Albert Muchanga est le Commissaire au commerce et à l’industrie de la Commission de l’Union africaine (UA). A Addis Abeba où La Tribune Afrique l’a rencontré, le diplomate zambien dont le portefeuille intègre aussi le tourisme et le développement économique revient notamment sur les ambitions de l’institution panafricaine en matière de transition verte et évoque le positionnement du continent dans le nouvel ordre mondial qui se met progressivement en place.
Il est désormais question de développement industriel durable, au moment où le continent vise la réalisation de l’Agenda 2063 de l’Union africaine. Comment travaillez-vous au sein de l’institution pour en faire une priorité pour tous les pays du continent ?
ALBERT MUCHANGA – Nous avons la stratégie africaine sur les produits de base qui va promouvoir la valeur ajoutée, nous développons une stratégie en matière de minéraux critiques qui est porteuse de beaucoup de changement pour notre continent. Nous allons davantage promouvoir la transition verte. Sur cette base, l’Afrique adopte une industrialisation inclusive et durable. Nous nous industrialisons de manière à protéger l’environnement au profit de notre peuple. Nous devons nous éloigner des combustibles fossiles. C’est un fait. Et nous franchissons le pas dans le domaine des batteries électriques pour véhicules avec le projet de la République démocratique du Congo (RDC) et la Zambie. Il existe d’énormes opportunités ailleurs en Afrique, comme l’hydrogène vert en Namibie et ailleurs.

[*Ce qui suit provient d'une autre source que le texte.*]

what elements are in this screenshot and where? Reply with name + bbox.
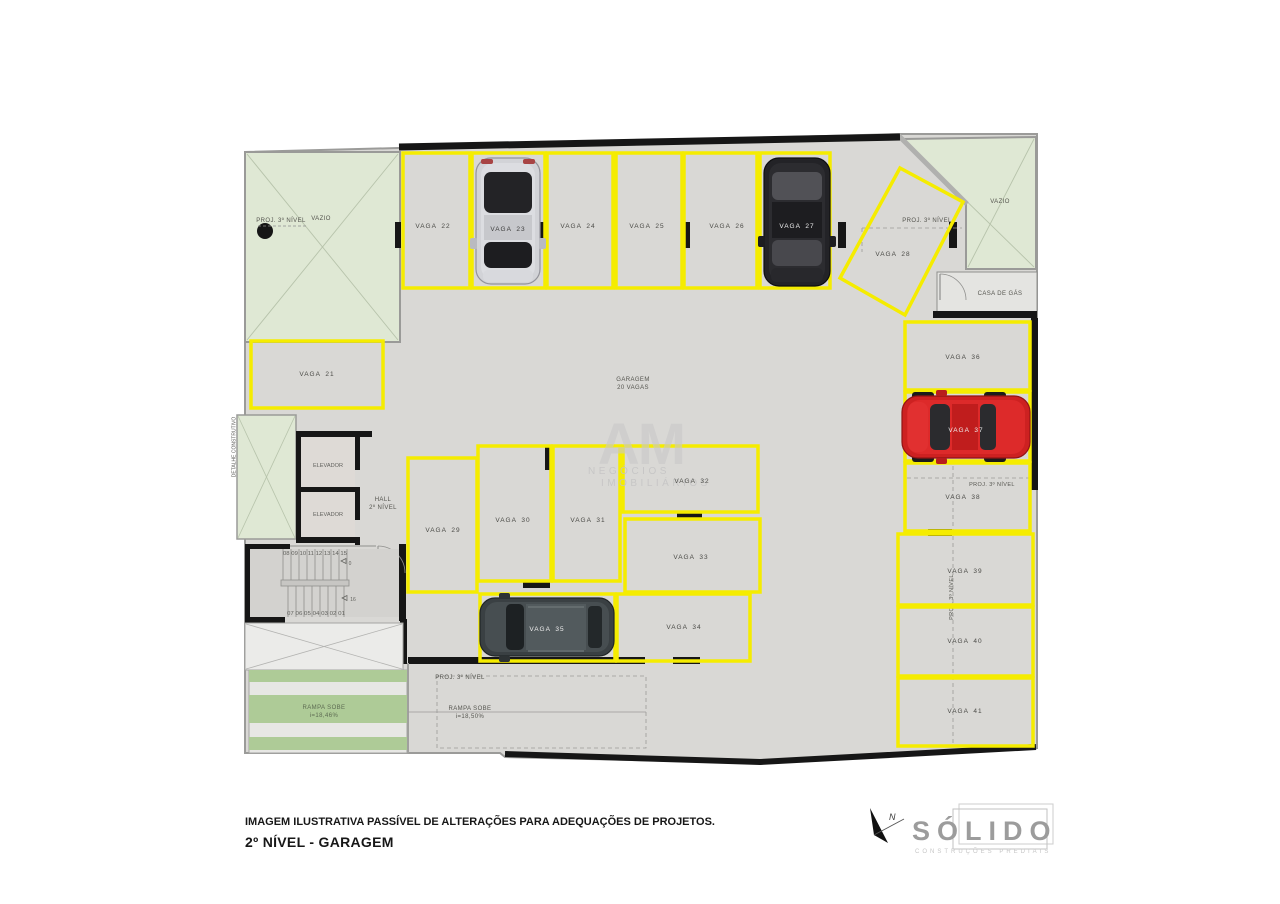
elevator-2-label: ELEVADOR: [313, 512, 343, 518]
space-label: VAGA 32: [674, 478, 709, 485]
space-label: VAGA 21: [299, 371, 334, 378]
space-label: VAGA 25: [629, 223, 664, 230]
proj-3-nivel-label: PROJ. 3º NÍVEL: [902, 217, 952, 224]
space-label: VAGA 36: [945, 354, 980, 361]
space-label: VAGA 22: [415, 223, 450, 230]
garage-subtitle-label: 20 VAGAS: [617, 385, 649, 391]
void-area-left-middle: DETALHE CONSTRUTIVO: [232, 415, 297, 539]
level-title: 2º NÍVEL - GARAGEM: [245, 834, 394, 850]
space-label: VAGA 39: [947, 568, 982, 575]
floor-plan-page: PROJ. 3º NÍVEL VAZIO VAZIO DETALHE CONST…: [0, 0, 1280, 904]
space-label: VAGA 40: [947, 638, 982, 645]
gas-room: CASA DE GÁS: [937, 272, 1037, 312]
space-label: VAGA 35: [529, 626, 564, 633]
hall-label-line1: HALL: [375, 497, 392, 503]
space-label: VAGA 31: [570, 517, 605, 524]
space-label: VAGA 37: [948, 427, 983, 434]
company-subtitle: CONSTRUÇÕES PREDIAIS: [915, 848, 1051, 855]
ramp-left-label-line2: i=18,46%: [310, 713, 339, 719]
disclaimer-text: IMAGEM ILUSTRATIVA PASSÍVEL DE ALTERAÇÕE…: [245, 815, 715, 828]
space-label: VAGA 24: [560, 223, 595, 230]
proj-3-nivel-label: PROJ. 3º NÍVEL: [256, 217, 306, 224]
floor-plan-drawing: PROJ. 3º NÍVEL VAZIO VAZIO DETALHE CONST…: [0, 0, 1280, 904]
stairs-lower-numbers: 07 06 05 04 03 02 01: [287, 611, 345, 617]
vazio-label: VAZIO: [311, 216, 331, 222]
space-label: VAGA 29: [425, 527, 460, 534]
void-area-top-left: PROJ. 3º NÍVEL VAZIO: [245, 152, 400, 342]
hatched-area-bottom-left: [245, 623, 403, 670]
vazio-label: VAZIO: [990, 199, 1010, 205]
north-arrow-icon: [870, 808, 888, 843]
space-label: VAGA 26: [709, 223, 744, 230]
staircase: 08 09 10 11 12 13 14 15 07 06 05 04 03 0…: [250, 549, 399, 617]
casa-de-gas-label: CASA DE GÁS: [978, 290, 1023, 297]
stairs-mark-upper: 0: [349, 561, 352, 567]
car-silver-top-view: [470, 158, 546, 284]
watermark-line1: NEGÓCIOS: [588, 464, 670, 477]
ramp-left-label-line1: RAMPA SOBE: [303, 705, 346, 711]
company-logo: N SÓLIDO CONSTRUÇÕES PREDIAIS: [870, 804, 1058, 855]
ramp-right-label-line1: RAMPA SOBE: [449, 706, 492, 712]
stairs-upper-numbers: 08 09 10 11 12 13 14 15: [283, 551, 347, 557]
proj-3-nivel-label: PROJ. 3º NÍVEL: [969, 481, 1015, 488]
space-label: VAGA 34: [666, 624, 701, 631]
elevator-1-label: ELEVADOR: [313, 463, 343, 469]
detalhe-construtivo-label: DETALHE CONSTRUTIVO: [232, 417, 238, 478]
car-black-top-view: [758, 158, 836, 286]
space-label: VAGA 30: [495, 517, 530, 524]
stairs-mark-lower: 16: [350, 597, 356, 603]
hall-label-line2: 2º NÍVEL: [369, 504, 397, 511]
space-label: VAGA 33: [673, 554, 708, 561]
company-name: SÓLIDO: [912, 815, 1058, 846]
ramp-up-left: RAMPA SOBE i=18,46%: [249, 670, 407, 753]
space-label: VAGA 38: [945, 494, 980, 501]
column-dot: [257, 223, 273, 239]
space-label: VAGA 27: [779, 223, 814, 230]
proj-3-nivel-label: PROJ. 3º NÍVEL: [435, 674, 485, 681]
space-label: VAGA 23: [490, 226, 525, 233]
garage-title-label: GARAGEM: [616, 377, 649, 383]
space-label: VAGA 41: [947, 708, 982, 715]
proj-3-nivel-vertical-label: PROJ. 3º NÍVEL: [948, 574, 955, 620]
space-label: VAGA 28: [875, 251, 910, 258]
ramp-right-label-line2: i=18,50%: [456, 714, 485, 720]
north-label: N: [889, 812, 896, 822]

Les pays africains profitent donc de l’occasion pour dire que nous utilisons nos ressources naturelles pour mettre l’Afrique sur le chemin de la transition verte. Mais cela ne signifie pas que nous négligeons le fait que le pollueur paie. Ces pays qui sont responsables de la situation actuelle de la planète, alors que nous nous dirigeons vers la transition verte, ont l’obligation de libérer les ressources financières nécessaires pour aller vers la transition verte.
Vous évoquez le projet de fabrication de batteries électriques porté par la RDC et la Zambie. Annoncé l’an dernier, peu d’informations filtrent quant à l’horizon de concrétisation. Qu’en est-il ?

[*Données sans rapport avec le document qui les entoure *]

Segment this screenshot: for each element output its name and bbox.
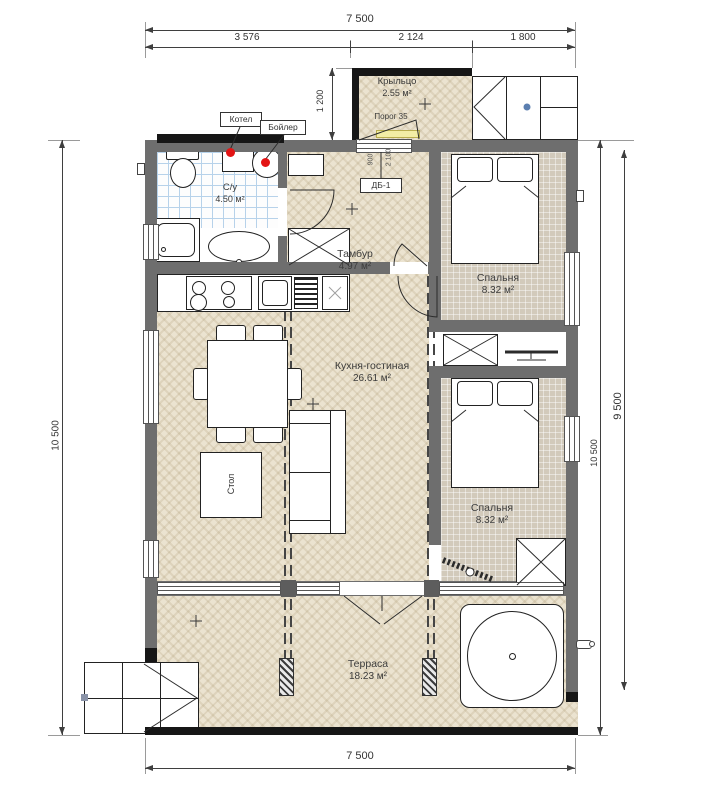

Les discussions avancent. Après le protocole d’accords, le projet court désormais vers sa mise en œuvre et il suscite beaucoup d’intérêt à travers le monde : les États-Unis, l’Union européenne, la Corée du Sud et même le Japon sont intéressés. Il n’y a peut-être pas beaucoup de communication tout autour, mais les choses avancent. Et le secteur privé africain est bienvenu pour investir dans ce projet d’envergure.
Les zones économiques et spéciales sont devenues très stratégiques pour le développement industriel des pays. Comment s’assurer que ces projets -fait de beaucoup d’incitations fiscales- bénéficient profondément aux économies nationales ?
Les incitations devraient être conçues de telle manière qu’elles ne sapent pas la base fiscale des pays, car ces derniers ont encore besoin de cet argent pour investir dans les infrastructures, l’éducation, la défense et la sécurité. Nous insistons aussi sur le fait que les gouvernements devraient veiller à ce que les zones économiques spéciales soient alignées sur les besoins nationaux en matière d’industrialisation. Nous avons trois initiatives qui vont aider à cela. Nous avons la nouvelle alliance pour la transformation agro-industrielle annoncée par la Banque africaine de développement (BAD), puis le programme commun des agro-parcs annoncé par l’Union africaine. Ces deux programmes intègrent les systèmes alimentaires des intrants aux installations de stockage, à la production et aux ventes à l’extérieur. La troisième initiative est donc le projet de batteries de véhicules électriques entre la République démocratique du Congo (RDC) et la Zambie. Il s’agit d’une nouvelle génération de zones économiques spéciales et l’Afrique devrait vraiment essayer de les adopter et les utiliser comme référence, comme pierre angulaire pour la production rapide de produits agricoles et alimentaires. Grâce à cela, notre continent pourra assurer sa sécurité alimentaire, et c’est possible.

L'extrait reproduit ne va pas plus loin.